You seem more upset with writing than the fact that women and girls worldwide are being enslaved, trafficked, raped, pimped, procured, and exploited sexually. I draw this conclusion based on that "For sure... but..." sentence (fourth paragraph of your post). For as someone has pointed out, "ignore everything before the 'but'" is what such sentences generally mean.
Is one or two or more articles written in such generalisations more offensive to you than, say, the mass rape of women? Or the global trafficking of women and girls?

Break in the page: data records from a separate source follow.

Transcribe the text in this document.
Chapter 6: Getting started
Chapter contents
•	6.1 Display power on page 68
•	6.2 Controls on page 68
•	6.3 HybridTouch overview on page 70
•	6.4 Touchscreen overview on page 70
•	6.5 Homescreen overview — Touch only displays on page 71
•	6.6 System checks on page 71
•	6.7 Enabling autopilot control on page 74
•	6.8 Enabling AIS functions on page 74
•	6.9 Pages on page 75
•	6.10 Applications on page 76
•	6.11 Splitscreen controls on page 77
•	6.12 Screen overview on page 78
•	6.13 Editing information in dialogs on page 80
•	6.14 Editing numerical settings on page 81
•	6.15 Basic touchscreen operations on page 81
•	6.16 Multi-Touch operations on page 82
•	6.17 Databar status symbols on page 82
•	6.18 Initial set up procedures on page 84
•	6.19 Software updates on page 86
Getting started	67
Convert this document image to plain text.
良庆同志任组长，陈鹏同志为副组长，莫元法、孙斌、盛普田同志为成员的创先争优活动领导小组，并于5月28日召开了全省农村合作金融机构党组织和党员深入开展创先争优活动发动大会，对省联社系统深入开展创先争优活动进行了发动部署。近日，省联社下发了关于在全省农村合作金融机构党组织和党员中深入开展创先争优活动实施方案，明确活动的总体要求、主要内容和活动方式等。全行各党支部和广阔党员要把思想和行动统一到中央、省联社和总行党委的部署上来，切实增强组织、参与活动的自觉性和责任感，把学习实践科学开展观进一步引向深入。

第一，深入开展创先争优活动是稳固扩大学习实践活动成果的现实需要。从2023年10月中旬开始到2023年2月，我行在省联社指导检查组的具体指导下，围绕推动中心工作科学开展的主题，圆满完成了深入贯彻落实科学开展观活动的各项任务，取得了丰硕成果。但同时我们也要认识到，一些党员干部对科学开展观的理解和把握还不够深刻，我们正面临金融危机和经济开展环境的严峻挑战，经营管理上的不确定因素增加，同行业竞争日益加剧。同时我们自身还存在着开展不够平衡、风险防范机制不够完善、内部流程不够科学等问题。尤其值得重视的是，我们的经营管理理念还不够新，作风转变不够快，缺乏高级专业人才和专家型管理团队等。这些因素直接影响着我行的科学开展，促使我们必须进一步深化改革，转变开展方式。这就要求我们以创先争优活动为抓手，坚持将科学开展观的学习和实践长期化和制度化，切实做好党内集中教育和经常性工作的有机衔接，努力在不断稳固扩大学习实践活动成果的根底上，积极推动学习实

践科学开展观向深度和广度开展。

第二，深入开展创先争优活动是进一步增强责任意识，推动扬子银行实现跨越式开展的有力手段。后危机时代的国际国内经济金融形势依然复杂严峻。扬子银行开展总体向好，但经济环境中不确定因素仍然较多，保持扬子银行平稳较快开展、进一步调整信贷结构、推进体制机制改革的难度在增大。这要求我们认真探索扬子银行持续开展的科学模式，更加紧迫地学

Have you seen the video of "Maria" who, this past December, finally spoke out about all the missing girls of Juarez? Is that "sex-negative"? And what positive spin would you like to put on that?
Here it is:
I am eager to know what you feel when you watch these. My experience is this: as a white man I can afford to "not know", viscerally as well as intellectually, what is happening to poor girls and women of color globally. Also to poor boys and men of color. I can watch three minutes of the news of the catastrophe currently bleeding in Haiti and switch over to some racist, misogynist white dude on Comedy Central. (I don't, but I could.) I can pretend what is happening in Haiti is all "natural", as if NAFTA has nothing to do with it, or globalisation, or capitalism which requires poverty. I can pretend and not have ceilings crash down on my head to wake me up from this illusion.
I can be offended by those women who speak about men and sex negatively, without really considering how much "sex" that men perpetrate on children and women is, in fact, far more horrific than "negative". The white straight married man who sexually assaulted me when I was twelve, was he "sex-negative"?